I've been reading a lot of 1923 newspapers lately and speculation about a possible Ford presidential run is rampant. But then Harding dies and Coolidge takes over and there goes 1924. Anyway ... Ford!


This puzzle was very easy and very loose. There's no real revealer, just a lot of theme entries that are confusingly cross-referenced. I guess HENRY FORD is the closest thing to an anchor in this puzzle, along with the finished MODEL T. Anyway, it's pretty clever, the whole "literally building a MODEL T" aspect of the puzzle. Fill is solid. Clue on LORRE is super-weird—a total outlier, familiarity-wise, compared with every other answer in the grid. You can clue Peter LORRE hard, you know? Not that this LORRE isn't worth inclusion. Those are big shows he's created. It's just nutty to have a name that unfamous in an otherwise phenomenally easy puzzle.

    Really like the pairing of HOMELAND (3D: 2012 Emmy winner for Outstanding Drama Series) and TIMESLOT (83D: Bit of TV real estate)—good answers with both rotational and TV-related symmetry. Also like ART MODELL—the fact of the name in the grid, not the human. I could not care less about the human, ART MODELL. He moved the Browns, so he's usually seen as a kind of villain, except to people who care about the Ravens (the geographically limited few). I suppose he's a hero to them. If they can embrace Ray Lewis, they can embrace anyone (95A: N.F.L. owner who moved the Cleveland Browns to Baltimore in 1996).
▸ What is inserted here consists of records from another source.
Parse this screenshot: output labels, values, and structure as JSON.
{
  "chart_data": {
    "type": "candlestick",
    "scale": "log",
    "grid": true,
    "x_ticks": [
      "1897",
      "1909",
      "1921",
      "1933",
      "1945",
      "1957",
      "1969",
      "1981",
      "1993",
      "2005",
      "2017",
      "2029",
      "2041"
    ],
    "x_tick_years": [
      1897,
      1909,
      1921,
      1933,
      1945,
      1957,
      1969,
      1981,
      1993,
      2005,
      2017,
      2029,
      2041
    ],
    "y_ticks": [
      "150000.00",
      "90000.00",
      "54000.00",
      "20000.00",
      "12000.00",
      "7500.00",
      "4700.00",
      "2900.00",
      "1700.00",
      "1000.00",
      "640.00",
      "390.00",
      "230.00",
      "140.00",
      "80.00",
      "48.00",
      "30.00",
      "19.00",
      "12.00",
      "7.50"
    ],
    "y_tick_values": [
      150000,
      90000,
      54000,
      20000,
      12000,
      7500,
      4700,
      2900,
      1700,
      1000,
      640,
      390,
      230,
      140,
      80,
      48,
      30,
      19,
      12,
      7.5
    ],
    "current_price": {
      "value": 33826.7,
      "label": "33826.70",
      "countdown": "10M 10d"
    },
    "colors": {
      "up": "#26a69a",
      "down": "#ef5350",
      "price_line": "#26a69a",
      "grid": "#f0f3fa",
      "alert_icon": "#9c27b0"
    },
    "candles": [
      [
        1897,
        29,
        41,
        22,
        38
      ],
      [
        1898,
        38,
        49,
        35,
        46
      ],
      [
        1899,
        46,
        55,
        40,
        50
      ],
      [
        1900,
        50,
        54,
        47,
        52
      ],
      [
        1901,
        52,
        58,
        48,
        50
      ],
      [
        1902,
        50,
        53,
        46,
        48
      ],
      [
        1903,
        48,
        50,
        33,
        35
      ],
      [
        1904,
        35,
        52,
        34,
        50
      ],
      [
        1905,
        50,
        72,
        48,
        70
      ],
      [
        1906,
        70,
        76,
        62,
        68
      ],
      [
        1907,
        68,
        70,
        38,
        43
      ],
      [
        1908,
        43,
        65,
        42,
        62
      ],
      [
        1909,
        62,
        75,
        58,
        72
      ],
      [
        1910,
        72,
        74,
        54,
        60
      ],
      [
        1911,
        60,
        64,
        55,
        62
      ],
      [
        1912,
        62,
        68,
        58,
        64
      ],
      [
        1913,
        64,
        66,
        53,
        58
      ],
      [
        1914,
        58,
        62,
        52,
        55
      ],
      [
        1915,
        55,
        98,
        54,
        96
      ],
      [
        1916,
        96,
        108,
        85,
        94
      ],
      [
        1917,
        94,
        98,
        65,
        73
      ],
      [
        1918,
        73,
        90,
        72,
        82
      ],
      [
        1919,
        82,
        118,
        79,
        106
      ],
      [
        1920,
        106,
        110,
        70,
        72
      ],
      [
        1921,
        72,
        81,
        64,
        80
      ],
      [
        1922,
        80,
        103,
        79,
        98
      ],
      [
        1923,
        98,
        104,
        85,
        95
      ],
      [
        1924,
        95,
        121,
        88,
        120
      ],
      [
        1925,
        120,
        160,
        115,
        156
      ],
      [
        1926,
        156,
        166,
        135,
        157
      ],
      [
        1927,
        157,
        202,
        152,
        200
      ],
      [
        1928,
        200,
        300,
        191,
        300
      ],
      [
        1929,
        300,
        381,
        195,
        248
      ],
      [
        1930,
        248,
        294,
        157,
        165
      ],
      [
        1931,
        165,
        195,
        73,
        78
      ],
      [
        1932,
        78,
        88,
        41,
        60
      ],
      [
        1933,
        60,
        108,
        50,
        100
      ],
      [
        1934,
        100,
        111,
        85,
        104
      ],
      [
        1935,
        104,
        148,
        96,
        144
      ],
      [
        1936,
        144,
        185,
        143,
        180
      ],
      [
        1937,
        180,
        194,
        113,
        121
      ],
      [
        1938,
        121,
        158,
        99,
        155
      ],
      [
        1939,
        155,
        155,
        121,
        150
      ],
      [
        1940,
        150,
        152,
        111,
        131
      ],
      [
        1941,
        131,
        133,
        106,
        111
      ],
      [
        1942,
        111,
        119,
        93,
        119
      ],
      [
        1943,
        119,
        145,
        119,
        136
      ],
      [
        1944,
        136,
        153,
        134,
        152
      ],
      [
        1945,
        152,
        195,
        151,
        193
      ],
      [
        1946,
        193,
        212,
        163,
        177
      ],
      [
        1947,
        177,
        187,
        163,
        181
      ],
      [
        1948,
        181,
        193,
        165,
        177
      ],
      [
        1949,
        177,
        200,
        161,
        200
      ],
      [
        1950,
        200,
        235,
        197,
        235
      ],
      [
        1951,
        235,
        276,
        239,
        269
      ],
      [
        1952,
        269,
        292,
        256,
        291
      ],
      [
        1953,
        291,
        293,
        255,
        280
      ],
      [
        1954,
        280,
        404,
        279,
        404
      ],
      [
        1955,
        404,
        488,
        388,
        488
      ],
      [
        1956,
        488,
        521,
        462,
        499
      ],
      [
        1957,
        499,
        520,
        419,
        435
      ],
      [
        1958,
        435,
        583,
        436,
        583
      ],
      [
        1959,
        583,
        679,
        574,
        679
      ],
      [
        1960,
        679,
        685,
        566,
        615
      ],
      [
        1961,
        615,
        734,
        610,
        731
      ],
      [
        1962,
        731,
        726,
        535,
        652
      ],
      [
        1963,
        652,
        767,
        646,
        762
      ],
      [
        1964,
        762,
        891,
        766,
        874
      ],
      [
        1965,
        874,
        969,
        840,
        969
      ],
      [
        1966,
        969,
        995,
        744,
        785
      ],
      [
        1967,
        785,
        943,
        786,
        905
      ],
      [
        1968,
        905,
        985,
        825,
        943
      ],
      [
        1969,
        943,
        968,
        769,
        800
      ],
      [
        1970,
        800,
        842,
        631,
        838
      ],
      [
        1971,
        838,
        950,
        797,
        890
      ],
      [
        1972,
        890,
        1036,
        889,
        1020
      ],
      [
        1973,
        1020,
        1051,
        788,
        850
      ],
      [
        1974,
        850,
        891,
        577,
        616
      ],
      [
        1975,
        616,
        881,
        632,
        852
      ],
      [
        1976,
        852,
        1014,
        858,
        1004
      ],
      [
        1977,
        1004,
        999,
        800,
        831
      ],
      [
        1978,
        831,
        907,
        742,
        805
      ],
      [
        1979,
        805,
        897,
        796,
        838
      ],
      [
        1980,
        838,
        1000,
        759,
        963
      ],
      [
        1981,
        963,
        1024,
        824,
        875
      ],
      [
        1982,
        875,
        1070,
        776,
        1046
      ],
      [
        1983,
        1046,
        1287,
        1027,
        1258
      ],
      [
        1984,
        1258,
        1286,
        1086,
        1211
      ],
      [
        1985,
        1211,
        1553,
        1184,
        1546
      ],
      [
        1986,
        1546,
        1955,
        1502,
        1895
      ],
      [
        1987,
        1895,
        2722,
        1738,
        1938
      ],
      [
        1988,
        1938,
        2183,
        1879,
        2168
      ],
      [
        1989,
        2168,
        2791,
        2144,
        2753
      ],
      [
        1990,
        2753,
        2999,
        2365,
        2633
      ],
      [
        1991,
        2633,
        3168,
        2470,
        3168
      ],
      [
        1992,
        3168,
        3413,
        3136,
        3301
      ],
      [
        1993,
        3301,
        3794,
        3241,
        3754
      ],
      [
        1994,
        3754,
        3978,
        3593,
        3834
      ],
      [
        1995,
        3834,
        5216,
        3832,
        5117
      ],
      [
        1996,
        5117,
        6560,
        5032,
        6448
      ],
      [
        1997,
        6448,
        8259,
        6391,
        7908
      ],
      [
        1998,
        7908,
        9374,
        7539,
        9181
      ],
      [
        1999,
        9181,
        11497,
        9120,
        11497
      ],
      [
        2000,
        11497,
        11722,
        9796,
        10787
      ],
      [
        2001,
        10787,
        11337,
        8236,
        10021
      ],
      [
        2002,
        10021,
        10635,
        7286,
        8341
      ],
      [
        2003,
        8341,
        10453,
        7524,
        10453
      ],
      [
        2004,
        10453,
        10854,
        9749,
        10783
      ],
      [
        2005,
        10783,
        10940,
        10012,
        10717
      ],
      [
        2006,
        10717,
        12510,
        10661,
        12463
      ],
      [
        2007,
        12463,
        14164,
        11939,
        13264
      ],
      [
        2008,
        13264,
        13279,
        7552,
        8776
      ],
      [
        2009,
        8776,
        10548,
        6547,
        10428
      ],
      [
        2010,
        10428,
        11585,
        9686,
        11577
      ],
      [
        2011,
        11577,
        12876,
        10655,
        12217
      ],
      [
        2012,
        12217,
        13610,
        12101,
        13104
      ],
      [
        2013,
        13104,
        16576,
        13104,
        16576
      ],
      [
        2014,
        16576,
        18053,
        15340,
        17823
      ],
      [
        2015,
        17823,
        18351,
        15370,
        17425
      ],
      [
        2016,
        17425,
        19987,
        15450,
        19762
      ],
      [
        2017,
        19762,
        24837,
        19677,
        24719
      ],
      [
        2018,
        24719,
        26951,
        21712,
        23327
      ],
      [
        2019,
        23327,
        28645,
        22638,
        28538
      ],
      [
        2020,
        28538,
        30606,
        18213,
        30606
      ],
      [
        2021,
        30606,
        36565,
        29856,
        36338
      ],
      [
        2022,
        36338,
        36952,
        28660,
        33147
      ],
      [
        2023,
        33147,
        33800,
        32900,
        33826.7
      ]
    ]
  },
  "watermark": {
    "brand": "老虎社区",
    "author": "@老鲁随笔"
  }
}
    I wrote in METEORITE instead of METEOROID, just like you (or most of you, anyway) (76D: Space rock, maybe). I loved and was a bit flummoxed by the clue onSLEEP MODE (73A: A computer may be in it). Otherwise, this puzzle offered almost no resistance. I finished in under 10—Very Fast for me on a Sunday.

    Bullets:
    • 52A: Texas athletic site (ALAMO DOME) — nice answer. This answer helped me change OUTER to the more confrontational OUTED (34D: Exposed).
    • 114A: "Feeling Good" chanteuse (SIMONE)— got this easily, though this is not a song I associate readily with her. I listen to her a lot. Maybe this once just escaped my particular record collection.
    • 47D: He wrote "I exist, that is all, and I find it nauseating" (SARTRE) — lots of great, bitchy stuff about SARTRE (and a hell of a lot of other people) in the new book "My Lunches With Orson." Highly recommended.